Inflation fears may be sparking nearly daily swings in the market, but Bessemer Trust's Rebecca Patterson doesn't see it as a reason to get bearish on stocks.
Patterson, the firm's chief investment officer, doesn't see the jitters rattling Wall Street.
"You can have rising yields and rising equity values," the CNBC contributor said Wednesday on CNBC's "Trading Nation."
Besides fundamentals supporting growth, Patterson believes this month's correction flushed out much of the investor euphoria in the market. She considers herself "constructive" on stocks.
"A drawdown of 10 percent or 11 percent in equities — that's typical for a given year even when equities end up," she said. "We now have, I believe, three [Fed interest rate] hikes discounted in market valuations for the rest of this year. And the equity market, so far, doesn't seem to mind."

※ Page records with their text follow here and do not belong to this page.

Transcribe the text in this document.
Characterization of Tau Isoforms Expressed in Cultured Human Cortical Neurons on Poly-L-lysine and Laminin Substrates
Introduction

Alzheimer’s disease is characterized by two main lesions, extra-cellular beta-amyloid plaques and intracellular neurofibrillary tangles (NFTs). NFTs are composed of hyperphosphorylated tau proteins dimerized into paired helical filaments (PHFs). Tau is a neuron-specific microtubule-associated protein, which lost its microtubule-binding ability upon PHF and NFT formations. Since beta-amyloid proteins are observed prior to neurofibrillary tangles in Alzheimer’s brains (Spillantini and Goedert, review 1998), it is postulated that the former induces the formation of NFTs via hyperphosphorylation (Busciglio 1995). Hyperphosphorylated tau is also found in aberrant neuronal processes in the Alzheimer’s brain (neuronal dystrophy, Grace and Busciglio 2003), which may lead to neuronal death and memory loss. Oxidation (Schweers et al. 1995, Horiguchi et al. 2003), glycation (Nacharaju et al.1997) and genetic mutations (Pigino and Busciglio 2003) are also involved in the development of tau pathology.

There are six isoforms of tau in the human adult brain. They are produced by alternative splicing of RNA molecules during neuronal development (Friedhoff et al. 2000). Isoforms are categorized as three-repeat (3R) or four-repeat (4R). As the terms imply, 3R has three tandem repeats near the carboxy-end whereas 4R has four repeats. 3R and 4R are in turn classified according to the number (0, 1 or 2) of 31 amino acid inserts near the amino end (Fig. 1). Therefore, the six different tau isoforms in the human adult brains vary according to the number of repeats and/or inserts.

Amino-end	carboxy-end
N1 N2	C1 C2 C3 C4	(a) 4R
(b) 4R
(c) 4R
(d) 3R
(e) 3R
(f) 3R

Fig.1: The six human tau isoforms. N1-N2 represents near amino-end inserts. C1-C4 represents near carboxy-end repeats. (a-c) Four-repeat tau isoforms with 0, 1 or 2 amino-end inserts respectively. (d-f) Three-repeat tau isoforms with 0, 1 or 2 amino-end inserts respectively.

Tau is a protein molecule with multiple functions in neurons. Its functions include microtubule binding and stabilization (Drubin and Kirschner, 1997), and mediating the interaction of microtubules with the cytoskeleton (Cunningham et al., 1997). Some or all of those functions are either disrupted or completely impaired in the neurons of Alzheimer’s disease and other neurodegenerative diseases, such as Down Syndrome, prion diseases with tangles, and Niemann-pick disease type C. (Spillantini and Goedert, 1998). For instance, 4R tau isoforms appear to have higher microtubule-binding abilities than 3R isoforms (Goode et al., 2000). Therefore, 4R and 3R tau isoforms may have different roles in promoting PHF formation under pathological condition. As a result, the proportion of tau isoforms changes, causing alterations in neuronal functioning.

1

Her caveats: Rises in Treasury-bond yields must be gradual, and the economy must be strong enough to sustain them.
"The worry would be if we had more signs of economic weakness at the same time we have inflation. That's a scary stagflationary environment," Patterson said. "Higher yields then go with lower equities. I don't think we're getting that."
Fears about inflation heightened after recent government data showed a strong gain in consumer prices and the biggest jump in wages since the Great Recession. The consumer price index report on Wednesday sent 10-Year Treasury yields within a hair of 3 percent.
Patterson acknowledges conditions are ripe for volatility to continue its comeback after 2017's unusual calmness. On Wednesday, the Dow, S&P 500 and Nasdaq gained more than 1 percent after spending part of the morning in the red — a fluctuation that was rare to see last year.
"I think the Fed is relieved to see at least a little volatility in equities," said Patterson. "The very low volatility environment, [and] the straight line up for stocks frankly made them uneasy. So, today feels more like a normal environment."